Twitch CEO Emmett Shear apologized to Blevens on Twitter. He said Twitch has been experimenting with showing recommended content on streamer’s pages that are offline. Shear said the account that streamed porn was permanently suspended.
1/ Our community comes to Twitch looking for live content. To help ensure they find great, live channels we’ve been experimenting with showing recommended content across Twitch, including on streamer’s pages that are offline.
— Emmett Shear (@eshear) August 11, 2019
4/ On a more personal note, I apologize want to apologize directly to @ninja that this happened. It wasn’t our intent, but it should not have happened. No excuses.
— Emmett Shear (@eshear) August 11, 2019
Ninja later said “thank you” after Twitch made changes to his offline channel.
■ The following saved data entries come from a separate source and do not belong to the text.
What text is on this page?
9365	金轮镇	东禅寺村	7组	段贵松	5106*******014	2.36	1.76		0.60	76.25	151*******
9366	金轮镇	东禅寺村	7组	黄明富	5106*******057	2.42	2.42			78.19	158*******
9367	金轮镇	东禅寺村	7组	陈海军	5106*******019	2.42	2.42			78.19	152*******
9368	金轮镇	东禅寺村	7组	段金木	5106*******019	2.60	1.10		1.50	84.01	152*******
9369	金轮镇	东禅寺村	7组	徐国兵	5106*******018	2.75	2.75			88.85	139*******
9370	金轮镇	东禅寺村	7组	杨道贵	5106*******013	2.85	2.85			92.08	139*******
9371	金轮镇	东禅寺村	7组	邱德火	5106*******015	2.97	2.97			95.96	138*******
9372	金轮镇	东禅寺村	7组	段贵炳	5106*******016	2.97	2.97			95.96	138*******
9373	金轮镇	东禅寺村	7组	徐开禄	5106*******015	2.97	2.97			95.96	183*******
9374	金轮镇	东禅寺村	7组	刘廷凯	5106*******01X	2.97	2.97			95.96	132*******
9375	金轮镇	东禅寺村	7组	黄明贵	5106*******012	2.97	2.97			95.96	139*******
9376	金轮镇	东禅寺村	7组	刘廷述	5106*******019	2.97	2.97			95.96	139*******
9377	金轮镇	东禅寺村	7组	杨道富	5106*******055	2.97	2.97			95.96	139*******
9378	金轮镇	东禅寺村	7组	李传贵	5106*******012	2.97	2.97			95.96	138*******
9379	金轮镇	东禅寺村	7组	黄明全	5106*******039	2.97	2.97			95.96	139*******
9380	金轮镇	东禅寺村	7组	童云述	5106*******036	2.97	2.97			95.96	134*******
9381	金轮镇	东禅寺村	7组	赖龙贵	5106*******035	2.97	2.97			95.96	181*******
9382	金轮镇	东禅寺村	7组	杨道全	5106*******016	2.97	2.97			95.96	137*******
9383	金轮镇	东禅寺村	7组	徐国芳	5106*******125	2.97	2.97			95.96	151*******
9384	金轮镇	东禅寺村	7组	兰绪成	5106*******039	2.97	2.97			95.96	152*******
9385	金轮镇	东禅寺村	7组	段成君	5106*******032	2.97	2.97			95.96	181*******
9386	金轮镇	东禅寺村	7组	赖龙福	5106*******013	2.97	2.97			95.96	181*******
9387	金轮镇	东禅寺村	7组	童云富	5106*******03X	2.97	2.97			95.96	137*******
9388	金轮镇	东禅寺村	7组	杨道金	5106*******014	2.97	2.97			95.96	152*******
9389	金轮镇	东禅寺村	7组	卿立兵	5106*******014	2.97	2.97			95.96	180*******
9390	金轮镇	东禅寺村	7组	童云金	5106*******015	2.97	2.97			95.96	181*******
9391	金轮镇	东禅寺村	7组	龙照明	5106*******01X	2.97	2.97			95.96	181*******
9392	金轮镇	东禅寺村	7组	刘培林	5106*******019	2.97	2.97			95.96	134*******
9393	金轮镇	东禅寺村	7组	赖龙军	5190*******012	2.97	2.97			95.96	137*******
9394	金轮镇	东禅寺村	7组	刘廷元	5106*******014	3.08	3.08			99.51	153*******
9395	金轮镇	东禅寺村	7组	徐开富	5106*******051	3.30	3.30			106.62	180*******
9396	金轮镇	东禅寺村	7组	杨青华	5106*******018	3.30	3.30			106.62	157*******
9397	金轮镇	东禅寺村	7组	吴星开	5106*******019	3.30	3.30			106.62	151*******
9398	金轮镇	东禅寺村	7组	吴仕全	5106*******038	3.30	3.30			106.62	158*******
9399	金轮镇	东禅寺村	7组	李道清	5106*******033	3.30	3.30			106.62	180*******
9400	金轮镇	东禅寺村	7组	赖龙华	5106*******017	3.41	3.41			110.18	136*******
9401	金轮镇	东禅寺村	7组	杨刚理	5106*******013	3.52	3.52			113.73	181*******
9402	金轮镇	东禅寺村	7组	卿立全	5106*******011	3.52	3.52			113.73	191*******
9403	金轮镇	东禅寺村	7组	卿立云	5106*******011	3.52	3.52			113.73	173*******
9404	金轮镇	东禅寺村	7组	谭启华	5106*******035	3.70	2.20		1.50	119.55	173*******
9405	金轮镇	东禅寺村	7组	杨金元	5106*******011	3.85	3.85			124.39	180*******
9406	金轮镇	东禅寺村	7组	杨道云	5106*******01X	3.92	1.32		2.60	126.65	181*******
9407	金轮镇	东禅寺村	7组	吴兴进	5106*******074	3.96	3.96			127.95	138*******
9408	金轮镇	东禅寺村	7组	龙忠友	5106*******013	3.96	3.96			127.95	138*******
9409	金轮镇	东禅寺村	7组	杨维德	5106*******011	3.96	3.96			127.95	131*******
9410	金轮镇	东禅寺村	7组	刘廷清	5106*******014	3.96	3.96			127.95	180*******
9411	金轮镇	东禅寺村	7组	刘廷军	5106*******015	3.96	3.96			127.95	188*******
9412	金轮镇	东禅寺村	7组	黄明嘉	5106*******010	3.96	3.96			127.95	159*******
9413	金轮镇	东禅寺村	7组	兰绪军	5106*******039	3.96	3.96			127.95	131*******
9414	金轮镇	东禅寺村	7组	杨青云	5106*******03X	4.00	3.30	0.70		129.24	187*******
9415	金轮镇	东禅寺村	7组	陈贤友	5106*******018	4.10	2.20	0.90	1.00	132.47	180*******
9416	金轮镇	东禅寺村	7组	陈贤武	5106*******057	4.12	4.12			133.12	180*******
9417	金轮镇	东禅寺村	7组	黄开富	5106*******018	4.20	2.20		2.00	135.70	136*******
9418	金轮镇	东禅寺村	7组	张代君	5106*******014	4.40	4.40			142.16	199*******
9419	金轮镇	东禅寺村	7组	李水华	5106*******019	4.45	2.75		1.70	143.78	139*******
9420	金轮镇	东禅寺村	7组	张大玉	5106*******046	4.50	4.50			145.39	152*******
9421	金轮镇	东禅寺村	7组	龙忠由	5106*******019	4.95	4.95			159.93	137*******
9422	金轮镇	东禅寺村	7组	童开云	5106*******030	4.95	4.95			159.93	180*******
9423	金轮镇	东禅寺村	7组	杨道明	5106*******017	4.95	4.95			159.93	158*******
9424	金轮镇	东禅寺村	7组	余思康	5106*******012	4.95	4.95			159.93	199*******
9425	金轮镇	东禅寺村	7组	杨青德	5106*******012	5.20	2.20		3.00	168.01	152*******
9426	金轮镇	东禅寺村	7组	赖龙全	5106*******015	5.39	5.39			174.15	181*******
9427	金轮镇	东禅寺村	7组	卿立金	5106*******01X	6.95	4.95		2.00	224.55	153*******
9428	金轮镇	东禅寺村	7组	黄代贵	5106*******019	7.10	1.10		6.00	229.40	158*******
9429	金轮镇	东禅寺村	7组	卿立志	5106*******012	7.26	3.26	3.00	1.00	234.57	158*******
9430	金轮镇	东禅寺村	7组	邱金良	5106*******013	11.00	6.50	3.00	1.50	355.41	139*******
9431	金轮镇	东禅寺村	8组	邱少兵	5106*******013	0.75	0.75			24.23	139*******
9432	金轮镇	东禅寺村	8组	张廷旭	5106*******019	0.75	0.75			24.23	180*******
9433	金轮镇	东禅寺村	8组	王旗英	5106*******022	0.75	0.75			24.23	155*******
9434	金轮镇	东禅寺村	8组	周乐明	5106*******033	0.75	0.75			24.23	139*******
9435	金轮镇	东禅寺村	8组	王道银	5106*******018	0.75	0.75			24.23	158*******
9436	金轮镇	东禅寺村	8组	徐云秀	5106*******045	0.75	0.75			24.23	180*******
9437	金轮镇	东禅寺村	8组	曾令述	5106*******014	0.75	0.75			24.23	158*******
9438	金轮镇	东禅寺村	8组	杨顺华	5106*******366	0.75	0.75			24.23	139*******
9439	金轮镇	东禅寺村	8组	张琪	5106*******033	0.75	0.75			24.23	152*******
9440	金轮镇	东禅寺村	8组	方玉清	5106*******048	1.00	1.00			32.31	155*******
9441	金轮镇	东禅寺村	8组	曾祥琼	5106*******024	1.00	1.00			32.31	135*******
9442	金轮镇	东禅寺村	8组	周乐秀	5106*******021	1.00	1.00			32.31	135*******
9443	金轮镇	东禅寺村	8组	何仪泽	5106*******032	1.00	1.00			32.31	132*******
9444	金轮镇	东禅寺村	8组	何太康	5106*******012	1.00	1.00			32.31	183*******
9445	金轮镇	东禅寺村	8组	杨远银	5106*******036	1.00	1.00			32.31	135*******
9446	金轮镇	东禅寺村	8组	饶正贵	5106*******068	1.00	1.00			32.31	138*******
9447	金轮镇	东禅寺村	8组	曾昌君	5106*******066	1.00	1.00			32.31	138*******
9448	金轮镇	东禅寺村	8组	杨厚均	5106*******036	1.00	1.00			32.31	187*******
Twitch has now reverted my channel back to how an offline page should look. Thank you.
— Ninja (@Ninja) August 11, 2019
Blevins, a “Fortnite” star, is one of the biggest names in gaming, and he was far and away the most-watched streamer on Twitch last year. He has 22 million subscribers on YouTube.
Blevins announced last week that he’s already attracted 1 million subscribers on his new Mixer page.
Microsoft launched Mixer as a Twitch competitor in 2017. Mixer is much smaller than Twitch, which accounted for more than 70 percent of live-streaming video hours watched in the second quarter of this year, according to TechCrunch. Mixer (3 percent) also competes with YouTube Live (19.5 percent) and Facebook Gaming (5.3 percent).
Amazon acquired Twitch in 2014 for nearly $1 billion.